Pub Date: June 15th, 2021
ISBN: 979-8-521277-69-8
Publisher: Self

This novel in verse follows the lives of a brother and sister as they grow, face loss, and find themselves.

Ben Duran is 8 years old, and his sister, Carly, is 11 months his junior as their dual story begins in 1996. The siblings narrate their lives in free verse, trading viewpoints through 2007 and beyond. From the first, their voices establish differing personalities and concerns. Ben’s two years in kindergarten—“Dad smiled his rocking-chair-moon smile / and said it was my redshirt year”—make him “bigger and stronger and wiser and / ready for any challenge” compared to other students. Yet Ben keeps encountering challenges throughout his life, embodiments of his nightmare bogeyman, that can’t be conquered through physical achievements. Carly introduces herself as a “smarty-pants” with “an IQ that can’t be measured.” She deliberately uses advanced vocabulary (signaled with caps and italics) but, like Ben, discovers that strengths don’t mean invulnerability, as in this grief haiku: “To hell with big words. / Not one of them can describe / the pain in my heart.” In the end, both siblings find hope after loss, as seen in Ben’s baby girl’s smile, “the sweetly haunting shape of / a rocking-chair moon.” Patneaude, a prolific writer of children’s books and YA novels, skillfully uses verse to pare the extraneous.
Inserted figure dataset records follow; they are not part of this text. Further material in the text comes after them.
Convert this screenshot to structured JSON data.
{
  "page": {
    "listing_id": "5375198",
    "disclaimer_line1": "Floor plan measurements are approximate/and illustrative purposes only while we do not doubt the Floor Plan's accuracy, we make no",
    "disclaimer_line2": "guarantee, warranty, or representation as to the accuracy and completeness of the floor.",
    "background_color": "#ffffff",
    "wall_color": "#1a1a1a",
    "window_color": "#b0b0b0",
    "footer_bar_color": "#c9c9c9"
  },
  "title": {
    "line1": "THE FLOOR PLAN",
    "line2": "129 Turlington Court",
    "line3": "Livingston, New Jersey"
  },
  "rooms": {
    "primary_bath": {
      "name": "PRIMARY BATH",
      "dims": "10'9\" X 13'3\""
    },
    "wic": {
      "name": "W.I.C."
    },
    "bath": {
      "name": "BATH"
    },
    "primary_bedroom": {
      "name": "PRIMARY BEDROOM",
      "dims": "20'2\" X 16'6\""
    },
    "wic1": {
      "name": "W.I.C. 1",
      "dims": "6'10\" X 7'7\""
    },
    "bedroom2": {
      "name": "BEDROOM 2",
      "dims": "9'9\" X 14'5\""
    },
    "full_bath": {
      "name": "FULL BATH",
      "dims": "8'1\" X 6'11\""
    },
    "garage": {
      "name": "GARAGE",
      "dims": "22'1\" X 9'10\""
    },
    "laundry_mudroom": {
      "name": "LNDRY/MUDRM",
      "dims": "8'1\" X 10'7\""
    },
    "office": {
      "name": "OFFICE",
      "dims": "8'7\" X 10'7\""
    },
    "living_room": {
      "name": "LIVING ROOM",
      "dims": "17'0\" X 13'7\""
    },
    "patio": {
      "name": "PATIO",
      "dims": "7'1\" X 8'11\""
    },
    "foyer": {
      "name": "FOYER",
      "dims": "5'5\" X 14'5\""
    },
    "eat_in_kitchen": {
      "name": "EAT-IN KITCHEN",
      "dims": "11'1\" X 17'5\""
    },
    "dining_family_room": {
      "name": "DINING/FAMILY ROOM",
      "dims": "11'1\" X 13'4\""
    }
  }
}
After Ben’s college girlfriend dumps him, for example, he suddenly joins the Army; just two lines capture the moment his decision sinks in, his “anger dissolving, / heart drumming.” Images can be quite striking, such as the ominous feel of “a cold slice of yellow light / under your parents’ bedroom door.” But at times, the verse becomes mawkish, as when the siblings’ mother imagines swallows shedding “small but bitter tears” when their “babies aren’t babies anymore.”

Poetic compression makes a vivid impact in this generally strong family story.